XI. But more as a way to smooth out any irregularities my speech might have
Which was, in hindsight, exactly what I should have expected. As poetic as the idea may have seemed in my head, I was ultimately trying to orchestrate an experience with my own personal choices and predilections. I had come into that appointment expecting quietude—no bustle of a large center, no airport hangar-style recovery areas. My doctor’s office had, for vaccine hours, converted one of its examination rooms into a recovery room, but this meant jamming four socially-distanced chairs against more immoveable pieces of furniture—an exam table, a white metal cabinet stocked with jade-green scrubs, a sink—like Picasso’s “Demoiselles d’Avignon.” Amid this asses-to-elbows chaos, the ceiling light (which resembled a head-on collision between Liberace and Swarovski) looked even more out of place.
Still, Lucier’s speech, marked by a natural stutter, invariably smoothed out as it continued to matryoshka in on itself and resolve into sonic dust. (Dust we once were, and to dust we shall return.) And, at a certain point, it worked in tandem with the din of the office, versus against it. The irregularities remained, but while the sound doesn’t become untangled, I was given a chance to examine those knots. I became hyper-aware of the squeaking of shoes on the parquet as one of the patients leaves, followed by another. As someone flushed the toilet in the restroom, the buzz of the office’s ancient plumbing resonated like the droning aura of Lucier’s tape in its final loops.

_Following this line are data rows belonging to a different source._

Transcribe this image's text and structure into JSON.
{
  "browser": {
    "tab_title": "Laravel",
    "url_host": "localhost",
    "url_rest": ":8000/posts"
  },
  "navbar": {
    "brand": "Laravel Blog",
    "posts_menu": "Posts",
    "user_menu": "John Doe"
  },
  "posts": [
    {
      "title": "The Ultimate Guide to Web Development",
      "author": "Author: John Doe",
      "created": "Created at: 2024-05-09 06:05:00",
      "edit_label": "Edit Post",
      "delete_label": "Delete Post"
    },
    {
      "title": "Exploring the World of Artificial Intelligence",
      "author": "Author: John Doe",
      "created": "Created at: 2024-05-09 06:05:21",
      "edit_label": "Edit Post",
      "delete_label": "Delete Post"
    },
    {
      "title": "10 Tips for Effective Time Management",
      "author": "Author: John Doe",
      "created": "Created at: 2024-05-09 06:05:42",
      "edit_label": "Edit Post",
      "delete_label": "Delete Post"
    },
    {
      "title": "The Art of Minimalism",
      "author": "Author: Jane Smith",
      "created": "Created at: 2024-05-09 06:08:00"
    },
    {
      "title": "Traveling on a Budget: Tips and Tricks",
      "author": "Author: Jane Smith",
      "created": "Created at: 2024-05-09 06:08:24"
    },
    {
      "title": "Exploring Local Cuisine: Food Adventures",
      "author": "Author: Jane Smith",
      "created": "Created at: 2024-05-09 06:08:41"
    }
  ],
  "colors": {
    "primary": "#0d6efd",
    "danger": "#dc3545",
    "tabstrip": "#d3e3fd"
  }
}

I hadn’t come into this appointment thinking I would leave feeling a complete and total return to normalcy. I don’t even know how much more settled I’ll feel when I get my second shot. As someone who has made an almost transcendental practice out of imagining the worst case scenario, I know that a vaccine on its own won’t do much to tame the 10,000 loops of catastrophizing and ruminating going on in my head at any given moment. But, in the face of worrying without data, here was a demonstration of a physical fact.
“Feel anything?” my doctor asked me at the end of my 15 symptom-less minutes.
“No.” It was a statement both true and false.